Not only growing her career, Dunegan has also grown her family in Alaska with her husband, Michael, an Alaskan Native of Yup’ik descent. Working in construction, he has built infrastructure to allow for running water in the same remote Alaskan villages where Dunegan served as an intern. The pair met while he was helping build a new hospital close by where Dunegan worked. Together, they have two children and reside in Anchorage, home to roughly one-third of Alaskan residents.

Even after 12 years spent in Alaska, she directs much gratitude toward NHBP back in Michigan.

“As a Tribal Member, I’m very grateful for the Educational Enhancement Program; without it, I wouldn’t have been able to earn my master’s degree in clinical dietetics,” Dunegan said. “I am the first one in my family to earn a master’s. My dad was a teacher. He passed away when I was 14, but I know he would have been so proud.”

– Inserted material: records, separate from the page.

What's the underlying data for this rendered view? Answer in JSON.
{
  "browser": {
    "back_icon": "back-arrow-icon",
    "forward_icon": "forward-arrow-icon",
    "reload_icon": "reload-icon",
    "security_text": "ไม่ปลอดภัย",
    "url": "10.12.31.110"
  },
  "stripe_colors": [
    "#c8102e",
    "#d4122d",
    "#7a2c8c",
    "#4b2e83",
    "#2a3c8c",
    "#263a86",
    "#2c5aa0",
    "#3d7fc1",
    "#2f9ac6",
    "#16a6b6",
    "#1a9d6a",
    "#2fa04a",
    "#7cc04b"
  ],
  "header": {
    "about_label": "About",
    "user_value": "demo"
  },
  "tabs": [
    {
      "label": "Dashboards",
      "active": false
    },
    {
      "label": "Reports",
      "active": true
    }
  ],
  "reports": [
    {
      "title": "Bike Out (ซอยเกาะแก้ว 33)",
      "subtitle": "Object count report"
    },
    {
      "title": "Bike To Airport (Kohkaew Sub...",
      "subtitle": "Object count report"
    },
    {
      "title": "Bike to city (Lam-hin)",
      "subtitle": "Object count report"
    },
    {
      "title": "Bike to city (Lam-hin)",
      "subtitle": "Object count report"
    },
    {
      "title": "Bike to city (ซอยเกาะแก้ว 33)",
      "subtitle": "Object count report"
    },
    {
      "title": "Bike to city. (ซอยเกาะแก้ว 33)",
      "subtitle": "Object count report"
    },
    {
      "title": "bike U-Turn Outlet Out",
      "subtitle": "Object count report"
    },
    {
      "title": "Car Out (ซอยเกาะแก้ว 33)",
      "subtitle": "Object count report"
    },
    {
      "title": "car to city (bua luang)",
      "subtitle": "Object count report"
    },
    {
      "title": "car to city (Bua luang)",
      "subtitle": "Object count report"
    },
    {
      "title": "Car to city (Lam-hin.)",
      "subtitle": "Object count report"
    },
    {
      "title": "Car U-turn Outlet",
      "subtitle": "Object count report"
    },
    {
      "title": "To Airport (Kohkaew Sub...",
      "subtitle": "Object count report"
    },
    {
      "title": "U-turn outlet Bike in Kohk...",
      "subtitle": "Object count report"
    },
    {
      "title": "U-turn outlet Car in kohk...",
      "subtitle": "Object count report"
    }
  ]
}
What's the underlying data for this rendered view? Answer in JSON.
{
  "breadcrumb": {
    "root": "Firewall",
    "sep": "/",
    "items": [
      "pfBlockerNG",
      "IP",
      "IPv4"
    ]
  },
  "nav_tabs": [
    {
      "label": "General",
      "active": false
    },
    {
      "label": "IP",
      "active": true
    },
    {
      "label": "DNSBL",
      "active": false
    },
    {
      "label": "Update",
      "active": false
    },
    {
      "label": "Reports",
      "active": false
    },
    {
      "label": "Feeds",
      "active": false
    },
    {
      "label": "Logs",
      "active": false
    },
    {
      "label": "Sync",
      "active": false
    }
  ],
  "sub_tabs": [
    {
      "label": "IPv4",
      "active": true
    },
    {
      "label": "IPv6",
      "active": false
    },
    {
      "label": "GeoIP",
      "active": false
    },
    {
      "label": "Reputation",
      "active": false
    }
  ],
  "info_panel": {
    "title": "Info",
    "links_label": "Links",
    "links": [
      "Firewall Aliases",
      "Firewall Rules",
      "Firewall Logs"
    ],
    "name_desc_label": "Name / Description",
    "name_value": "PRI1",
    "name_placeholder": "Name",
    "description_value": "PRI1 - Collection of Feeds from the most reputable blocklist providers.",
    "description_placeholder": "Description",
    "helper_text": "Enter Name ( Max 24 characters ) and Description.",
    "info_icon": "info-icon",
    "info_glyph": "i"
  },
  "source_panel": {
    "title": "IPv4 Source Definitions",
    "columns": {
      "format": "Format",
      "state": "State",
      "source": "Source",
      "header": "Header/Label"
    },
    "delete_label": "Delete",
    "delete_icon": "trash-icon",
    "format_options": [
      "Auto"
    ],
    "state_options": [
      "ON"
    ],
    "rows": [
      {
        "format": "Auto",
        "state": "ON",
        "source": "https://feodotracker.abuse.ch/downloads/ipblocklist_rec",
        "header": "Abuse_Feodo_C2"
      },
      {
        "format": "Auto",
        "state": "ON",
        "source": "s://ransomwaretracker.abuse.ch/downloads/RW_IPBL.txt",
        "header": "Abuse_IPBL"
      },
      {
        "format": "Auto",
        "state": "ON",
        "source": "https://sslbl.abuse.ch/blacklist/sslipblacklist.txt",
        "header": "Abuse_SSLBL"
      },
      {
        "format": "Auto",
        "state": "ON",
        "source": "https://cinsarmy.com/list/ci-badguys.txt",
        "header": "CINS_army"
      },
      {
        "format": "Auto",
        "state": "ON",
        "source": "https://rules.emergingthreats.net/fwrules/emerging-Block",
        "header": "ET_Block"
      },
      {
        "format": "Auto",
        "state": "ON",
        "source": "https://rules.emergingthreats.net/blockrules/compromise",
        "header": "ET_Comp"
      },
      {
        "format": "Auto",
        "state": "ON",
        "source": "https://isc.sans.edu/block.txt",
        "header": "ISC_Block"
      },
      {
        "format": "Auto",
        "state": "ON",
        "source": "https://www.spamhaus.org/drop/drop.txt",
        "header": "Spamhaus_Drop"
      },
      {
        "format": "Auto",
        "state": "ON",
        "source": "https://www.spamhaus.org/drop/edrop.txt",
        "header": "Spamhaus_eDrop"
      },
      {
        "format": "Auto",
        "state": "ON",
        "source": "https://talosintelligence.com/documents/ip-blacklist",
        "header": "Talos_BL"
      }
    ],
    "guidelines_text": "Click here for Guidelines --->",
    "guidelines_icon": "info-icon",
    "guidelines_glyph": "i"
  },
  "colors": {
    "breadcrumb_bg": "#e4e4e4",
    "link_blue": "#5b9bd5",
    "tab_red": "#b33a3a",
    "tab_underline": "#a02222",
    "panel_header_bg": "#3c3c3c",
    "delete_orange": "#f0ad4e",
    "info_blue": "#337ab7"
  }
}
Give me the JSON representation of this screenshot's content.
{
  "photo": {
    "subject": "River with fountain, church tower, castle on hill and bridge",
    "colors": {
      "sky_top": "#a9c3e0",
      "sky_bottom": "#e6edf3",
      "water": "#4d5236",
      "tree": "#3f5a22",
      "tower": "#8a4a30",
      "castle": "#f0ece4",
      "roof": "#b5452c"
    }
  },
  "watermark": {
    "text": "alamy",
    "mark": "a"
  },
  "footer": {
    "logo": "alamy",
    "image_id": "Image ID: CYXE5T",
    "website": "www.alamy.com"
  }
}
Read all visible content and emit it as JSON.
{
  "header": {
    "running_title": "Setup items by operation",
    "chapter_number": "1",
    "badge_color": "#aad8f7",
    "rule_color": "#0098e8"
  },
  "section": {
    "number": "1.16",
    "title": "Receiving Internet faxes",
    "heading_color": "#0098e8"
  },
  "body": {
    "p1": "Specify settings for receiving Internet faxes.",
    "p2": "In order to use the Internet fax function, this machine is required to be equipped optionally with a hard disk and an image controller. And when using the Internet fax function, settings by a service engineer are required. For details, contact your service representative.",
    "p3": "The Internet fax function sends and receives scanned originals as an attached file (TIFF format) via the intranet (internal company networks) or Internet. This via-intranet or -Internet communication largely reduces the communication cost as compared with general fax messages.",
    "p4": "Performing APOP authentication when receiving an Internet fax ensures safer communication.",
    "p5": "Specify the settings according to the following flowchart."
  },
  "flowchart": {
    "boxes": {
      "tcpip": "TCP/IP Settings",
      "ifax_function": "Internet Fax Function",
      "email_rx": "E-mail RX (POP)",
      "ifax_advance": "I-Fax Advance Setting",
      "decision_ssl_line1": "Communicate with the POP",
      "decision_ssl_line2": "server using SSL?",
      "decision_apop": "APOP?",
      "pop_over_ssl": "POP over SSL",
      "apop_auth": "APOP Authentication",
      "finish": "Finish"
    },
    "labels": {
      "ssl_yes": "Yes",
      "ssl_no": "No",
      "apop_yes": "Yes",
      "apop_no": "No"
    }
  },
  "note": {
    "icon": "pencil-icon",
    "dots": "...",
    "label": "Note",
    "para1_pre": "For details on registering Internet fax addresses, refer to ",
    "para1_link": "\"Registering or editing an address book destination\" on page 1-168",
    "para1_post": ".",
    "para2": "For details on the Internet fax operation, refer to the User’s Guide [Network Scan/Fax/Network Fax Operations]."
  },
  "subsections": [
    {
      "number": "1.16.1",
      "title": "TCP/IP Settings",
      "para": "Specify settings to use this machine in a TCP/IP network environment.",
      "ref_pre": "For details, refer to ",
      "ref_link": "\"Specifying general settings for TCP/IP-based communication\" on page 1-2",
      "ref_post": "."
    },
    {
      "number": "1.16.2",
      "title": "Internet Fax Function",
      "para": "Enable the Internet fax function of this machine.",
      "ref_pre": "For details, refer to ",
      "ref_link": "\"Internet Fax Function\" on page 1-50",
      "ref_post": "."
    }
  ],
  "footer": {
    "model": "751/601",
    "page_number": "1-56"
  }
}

Continuously seeking a higher purpose in whatever she does, Dunegan has been accepted into the United States Public Health Commissioned Corps, with her call to active duty beginning in June 2022.

“My education enables me to help others in so many more ways, and it will only advance my career.”

Dunegan hopes to eventually return to Michigan to work directly with NHBP to help support food sovereignty and the overall health and well-being of her Tribe.